GR2 | Validation 1 | Account Management: User Groups (M)

[MathesonSho]

ItemName: Account Management: User Groups (M) ItemName FR: Gestion des comptes : Groupes d'utilisateurs (M)

“Demonstrate that access configurations and policies are implemented for different classes of users (non-privileged and privileged users)”`

Description: This is a new control that determines if there is more than 1 user in the tenant and if so it is required to have at least two different user groups (segmenting between Privileged and Non-Privileged Users). Of these user groups one of them needs to be used in at least one of the environments Conditional Access Policies.

Sample Logic Flow:

• Determine how many users there are in the environment (XX)
• Determine how many user groups there are in the environment (Z)
• Ensure the amount of unique users in the tenant adds up to the amount of unique users in All of the User Groups (XX= XX)
• At least one of the environment’s Conditional Access Policy’s refer to a User Group in it’s implementation.

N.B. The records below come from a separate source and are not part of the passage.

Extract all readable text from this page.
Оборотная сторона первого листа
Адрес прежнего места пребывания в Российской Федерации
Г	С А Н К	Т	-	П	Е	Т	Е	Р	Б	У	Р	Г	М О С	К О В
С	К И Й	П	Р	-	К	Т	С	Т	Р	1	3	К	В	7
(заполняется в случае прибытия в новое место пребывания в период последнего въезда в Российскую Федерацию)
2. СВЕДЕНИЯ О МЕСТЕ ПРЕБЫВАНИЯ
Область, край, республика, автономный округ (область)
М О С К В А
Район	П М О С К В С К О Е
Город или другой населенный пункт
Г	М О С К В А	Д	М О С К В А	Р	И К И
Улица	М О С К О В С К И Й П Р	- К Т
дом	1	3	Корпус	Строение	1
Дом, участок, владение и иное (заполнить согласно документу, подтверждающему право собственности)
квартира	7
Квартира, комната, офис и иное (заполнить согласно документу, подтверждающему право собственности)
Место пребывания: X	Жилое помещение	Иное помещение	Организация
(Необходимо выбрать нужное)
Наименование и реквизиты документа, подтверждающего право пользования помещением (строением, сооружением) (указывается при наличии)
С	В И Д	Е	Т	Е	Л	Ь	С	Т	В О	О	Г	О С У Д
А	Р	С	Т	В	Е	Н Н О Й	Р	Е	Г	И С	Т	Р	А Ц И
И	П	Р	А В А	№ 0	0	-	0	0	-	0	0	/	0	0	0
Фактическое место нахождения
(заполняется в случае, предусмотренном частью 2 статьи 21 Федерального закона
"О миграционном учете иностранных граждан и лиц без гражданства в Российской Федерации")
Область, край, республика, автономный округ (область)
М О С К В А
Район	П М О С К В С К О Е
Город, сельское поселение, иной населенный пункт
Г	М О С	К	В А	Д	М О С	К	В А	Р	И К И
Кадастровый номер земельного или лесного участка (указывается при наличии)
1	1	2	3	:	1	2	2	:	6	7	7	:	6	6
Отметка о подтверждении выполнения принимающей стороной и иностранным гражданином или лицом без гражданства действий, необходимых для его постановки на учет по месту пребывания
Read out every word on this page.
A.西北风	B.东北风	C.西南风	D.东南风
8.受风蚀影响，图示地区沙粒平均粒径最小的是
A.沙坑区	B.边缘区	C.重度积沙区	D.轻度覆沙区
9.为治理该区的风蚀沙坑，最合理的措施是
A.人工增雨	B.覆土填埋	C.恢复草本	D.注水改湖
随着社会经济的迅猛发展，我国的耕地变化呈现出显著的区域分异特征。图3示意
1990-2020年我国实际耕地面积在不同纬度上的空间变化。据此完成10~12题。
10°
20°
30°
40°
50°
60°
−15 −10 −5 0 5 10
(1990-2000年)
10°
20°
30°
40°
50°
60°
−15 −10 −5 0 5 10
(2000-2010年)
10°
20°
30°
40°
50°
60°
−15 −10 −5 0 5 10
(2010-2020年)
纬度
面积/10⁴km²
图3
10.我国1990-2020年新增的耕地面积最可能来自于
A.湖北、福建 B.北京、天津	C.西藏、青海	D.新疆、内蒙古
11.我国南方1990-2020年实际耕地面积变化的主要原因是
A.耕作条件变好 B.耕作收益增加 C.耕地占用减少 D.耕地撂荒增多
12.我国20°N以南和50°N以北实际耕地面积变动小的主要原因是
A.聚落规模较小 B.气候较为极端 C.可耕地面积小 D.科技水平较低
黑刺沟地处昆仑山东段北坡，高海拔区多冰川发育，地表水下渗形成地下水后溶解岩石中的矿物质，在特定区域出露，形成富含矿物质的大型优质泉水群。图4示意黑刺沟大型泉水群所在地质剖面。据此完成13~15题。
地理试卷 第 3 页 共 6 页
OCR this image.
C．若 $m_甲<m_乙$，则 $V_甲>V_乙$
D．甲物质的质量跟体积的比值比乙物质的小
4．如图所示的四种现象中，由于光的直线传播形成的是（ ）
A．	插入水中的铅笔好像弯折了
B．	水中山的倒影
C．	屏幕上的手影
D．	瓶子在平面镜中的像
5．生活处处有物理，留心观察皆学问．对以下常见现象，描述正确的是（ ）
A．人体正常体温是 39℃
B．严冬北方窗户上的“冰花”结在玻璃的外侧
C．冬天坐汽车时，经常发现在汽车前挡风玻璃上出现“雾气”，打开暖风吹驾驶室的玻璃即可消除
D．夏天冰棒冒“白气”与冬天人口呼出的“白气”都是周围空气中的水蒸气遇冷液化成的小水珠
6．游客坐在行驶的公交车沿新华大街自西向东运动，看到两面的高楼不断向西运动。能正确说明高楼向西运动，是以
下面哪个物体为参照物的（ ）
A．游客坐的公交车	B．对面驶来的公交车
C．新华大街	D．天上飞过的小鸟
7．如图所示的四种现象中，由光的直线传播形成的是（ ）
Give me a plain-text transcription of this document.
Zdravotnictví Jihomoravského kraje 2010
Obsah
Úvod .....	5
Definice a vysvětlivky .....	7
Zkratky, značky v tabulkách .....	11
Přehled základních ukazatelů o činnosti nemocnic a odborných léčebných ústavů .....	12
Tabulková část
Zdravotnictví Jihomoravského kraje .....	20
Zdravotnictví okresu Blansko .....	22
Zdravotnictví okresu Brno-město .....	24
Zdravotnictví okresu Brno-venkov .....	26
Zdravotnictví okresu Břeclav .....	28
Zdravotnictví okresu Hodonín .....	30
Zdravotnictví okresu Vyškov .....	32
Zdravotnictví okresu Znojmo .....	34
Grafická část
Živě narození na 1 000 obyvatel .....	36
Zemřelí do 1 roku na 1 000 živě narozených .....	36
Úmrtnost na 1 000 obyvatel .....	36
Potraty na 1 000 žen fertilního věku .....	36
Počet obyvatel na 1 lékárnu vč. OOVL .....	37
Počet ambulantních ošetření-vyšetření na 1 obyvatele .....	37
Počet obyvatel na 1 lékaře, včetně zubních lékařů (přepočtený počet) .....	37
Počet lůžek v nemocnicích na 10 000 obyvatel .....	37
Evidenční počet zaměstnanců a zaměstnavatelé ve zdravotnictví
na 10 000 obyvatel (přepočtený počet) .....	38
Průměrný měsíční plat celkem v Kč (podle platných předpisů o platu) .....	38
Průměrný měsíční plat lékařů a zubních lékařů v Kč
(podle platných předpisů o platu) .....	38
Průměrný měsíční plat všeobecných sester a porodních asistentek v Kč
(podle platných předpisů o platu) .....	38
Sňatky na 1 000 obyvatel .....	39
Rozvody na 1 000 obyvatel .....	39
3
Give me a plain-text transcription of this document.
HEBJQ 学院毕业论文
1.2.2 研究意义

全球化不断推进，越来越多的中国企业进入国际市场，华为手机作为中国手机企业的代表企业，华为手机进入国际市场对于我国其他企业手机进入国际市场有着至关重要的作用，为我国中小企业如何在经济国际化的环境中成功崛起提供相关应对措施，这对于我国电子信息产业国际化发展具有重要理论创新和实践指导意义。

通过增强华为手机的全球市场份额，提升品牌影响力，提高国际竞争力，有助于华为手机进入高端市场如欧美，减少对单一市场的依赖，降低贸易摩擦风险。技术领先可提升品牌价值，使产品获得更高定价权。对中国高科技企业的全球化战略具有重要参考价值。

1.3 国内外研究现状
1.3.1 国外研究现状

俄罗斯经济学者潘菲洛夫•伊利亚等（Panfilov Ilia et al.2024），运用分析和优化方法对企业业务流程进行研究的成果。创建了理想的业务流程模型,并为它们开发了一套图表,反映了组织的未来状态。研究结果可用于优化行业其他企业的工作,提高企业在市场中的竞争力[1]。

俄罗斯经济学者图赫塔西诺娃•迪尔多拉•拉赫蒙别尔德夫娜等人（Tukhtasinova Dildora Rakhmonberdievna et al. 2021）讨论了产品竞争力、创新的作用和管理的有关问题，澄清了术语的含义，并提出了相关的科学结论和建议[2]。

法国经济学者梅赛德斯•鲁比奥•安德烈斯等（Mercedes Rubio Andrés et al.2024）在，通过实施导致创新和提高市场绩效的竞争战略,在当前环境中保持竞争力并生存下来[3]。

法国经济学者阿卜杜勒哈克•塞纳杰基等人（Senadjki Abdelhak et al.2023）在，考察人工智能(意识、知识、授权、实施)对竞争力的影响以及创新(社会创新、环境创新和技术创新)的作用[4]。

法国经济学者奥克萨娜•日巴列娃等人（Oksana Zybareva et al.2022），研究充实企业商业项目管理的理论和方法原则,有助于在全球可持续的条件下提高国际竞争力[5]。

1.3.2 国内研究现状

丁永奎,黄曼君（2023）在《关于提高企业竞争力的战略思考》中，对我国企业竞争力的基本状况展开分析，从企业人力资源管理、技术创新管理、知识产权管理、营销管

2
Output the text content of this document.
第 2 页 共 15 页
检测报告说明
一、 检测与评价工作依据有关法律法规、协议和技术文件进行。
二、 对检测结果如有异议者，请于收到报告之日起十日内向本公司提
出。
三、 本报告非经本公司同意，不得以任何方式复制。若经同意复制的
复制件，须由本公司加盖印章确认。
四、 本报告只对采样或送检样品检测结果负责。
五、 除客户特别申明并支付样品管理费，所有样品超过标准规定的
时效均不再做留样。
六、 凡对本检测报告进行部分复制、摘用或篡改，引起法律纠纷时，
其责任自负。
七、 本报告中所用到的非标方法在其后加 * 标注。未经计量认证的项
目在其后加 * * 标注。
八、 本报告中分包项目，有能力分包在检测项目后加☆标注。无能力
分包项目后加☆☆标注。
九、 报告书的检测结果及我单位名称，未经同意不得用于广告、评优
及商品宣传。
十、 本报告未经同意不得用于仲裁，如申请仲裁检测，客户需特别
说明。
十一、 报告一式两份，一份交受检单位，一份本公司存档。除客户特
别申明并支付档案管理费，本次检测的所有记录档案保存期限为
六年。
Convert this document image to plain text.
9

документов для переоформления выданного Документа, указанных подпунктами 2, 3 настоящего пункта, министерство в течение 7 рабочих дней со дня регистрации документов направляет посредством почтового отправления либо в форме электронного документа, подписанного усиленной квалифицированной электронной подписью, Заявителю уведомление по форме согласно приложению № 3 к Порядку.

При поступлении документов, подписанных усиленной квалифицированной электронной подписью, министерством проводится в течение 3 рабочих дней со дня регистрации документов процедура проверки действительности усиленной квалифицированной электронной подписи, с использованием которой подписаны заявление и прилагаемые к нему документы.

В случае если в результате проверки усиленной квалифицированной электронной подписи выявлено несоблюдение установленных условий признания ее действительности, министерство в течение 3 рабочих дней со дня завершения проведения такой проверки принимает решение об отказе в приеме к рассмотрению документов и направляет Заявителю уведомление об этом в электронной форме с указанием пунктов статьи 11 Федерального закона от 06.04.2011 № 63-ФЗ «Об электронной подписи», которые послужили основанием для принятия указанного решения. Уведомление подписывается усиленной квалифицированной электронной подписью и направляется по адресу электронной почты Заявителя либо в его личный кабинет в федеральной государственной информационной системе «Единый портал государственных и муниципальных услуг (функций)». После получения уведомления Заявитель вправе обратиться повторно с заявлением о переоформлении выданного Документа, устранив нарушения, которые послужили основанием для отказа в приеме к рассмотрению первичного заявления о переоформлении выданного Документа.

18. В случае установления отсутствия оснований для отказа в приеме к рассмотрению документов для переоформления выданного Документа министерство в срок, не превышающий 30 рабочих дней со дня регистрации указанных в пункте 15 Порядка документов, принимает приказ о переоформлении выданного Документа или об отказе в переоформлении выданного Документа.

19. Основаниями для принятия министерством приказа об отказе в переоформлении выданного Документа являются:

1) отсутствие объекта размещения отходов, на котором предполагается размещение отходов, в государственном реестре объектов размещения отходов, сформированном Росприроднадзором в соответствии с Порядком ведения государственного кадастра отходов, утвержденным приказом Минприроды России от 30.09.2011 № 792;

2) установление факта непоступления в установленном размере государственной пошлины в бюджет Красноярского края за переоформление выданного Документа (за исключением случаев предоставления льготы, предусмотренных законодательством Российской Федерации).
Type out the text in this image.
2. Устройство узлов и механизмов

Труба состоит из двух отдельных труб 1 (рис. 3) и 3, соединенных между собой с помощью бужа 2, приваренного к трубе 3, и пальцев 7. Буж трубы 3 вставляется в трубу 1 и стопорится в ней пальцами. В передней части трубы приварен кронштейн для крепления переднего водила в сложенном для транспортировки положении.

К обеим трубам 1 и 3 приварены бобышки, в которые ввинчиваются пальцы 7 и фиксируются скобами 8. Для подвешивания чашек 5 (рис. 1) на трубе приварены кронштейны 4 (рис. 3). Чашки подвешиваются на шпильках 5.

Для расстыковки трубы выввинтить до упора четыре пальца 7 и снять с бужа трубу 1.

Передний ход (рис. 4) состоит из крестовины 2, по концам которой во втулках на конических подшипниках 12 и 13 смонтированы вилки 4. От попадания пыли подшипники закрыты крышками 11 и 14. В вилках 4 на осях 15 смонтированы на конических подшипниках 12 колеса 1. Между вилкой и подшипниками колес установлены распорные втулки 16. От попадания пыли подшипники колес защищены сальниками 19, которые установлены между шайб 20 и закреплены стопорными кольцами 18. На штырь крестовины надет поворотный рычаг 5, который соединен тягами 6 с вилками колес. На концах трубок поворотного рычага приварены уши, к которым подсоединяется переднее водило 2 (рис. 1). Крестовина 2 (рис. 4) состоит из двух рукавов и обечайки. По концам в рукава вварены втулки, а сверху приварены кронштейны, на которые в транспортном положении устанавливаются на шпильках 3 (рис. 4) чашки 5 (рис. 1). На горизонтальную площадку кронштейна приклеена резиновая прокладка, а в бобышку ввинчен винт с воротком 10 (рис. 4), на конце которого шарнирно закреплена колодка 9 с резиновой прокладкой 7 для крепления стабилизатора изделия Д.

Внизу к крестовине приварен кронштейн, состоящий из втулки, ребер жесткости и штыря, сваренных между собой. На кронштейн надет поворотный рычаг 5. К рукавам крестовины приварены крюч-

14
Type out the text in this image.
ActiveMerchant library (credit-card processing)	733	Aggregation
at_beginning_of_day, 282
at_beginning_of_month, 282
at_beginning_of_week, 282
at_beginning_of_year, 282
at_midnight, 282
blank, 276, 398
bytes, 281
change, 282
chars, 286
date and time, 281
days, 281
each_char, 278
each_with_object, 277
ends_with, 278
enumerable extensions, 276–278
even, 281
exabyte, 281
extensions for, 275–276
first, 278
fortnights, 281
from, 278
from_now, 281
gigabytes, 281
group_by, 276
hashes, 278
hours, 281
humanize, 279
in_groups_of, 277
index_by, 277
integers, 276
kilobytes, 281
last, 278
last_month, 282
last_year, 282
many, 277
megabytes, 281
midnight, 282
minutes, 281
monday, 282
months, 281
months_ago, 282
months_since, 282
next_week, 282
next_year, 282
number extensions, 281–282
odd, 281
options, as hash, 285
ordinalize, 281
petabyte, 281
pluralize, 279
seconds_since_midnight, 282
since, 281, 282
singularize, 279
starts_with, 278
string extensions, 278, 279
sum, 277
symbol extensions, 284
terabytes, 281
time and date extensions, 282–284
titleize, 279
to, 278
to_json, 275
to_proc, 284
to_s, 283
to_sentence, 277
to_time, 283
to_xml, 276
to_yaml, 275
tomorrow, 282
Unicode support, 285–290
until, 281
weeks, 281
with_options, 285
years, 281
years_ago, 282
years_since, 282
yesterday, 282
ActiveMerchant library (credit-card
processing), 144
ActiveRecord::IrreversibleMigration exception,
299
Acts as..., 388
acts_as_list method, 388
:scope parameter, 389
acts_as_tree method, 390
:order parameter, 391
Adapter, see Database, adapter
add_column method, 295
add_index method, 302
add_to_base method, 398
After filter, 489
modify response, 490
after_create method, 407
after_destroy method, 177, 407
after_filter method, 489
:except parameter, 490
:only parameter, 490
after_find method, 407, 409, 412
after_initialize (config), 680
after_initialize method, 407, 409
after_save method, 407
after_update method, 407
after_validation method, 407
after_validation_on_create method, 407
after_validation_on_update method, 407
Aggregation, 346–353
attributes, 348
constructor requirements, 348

Comments ENG If compliant: Compliant If non-compliant (users=\ user groups users) : Not all users have been assigned to a privileged or non-privileged user group. If non-compliant: None of the conditional access policies refer to one of your user groups (privileged or non-privileged).

Comments FR If compliant: Conforme If non-compliant (users=\ user groups users) : Tous les utilisateurs n’ont pas été assignés à un groupe d’utilisateurs privilégiés ou non privilégiés. If non-compliant: Aucune des politiques d’accès conditionnel ne fait référence à l’un de vos groupes d’utilisateurs (privilégiés ou non privilégiés).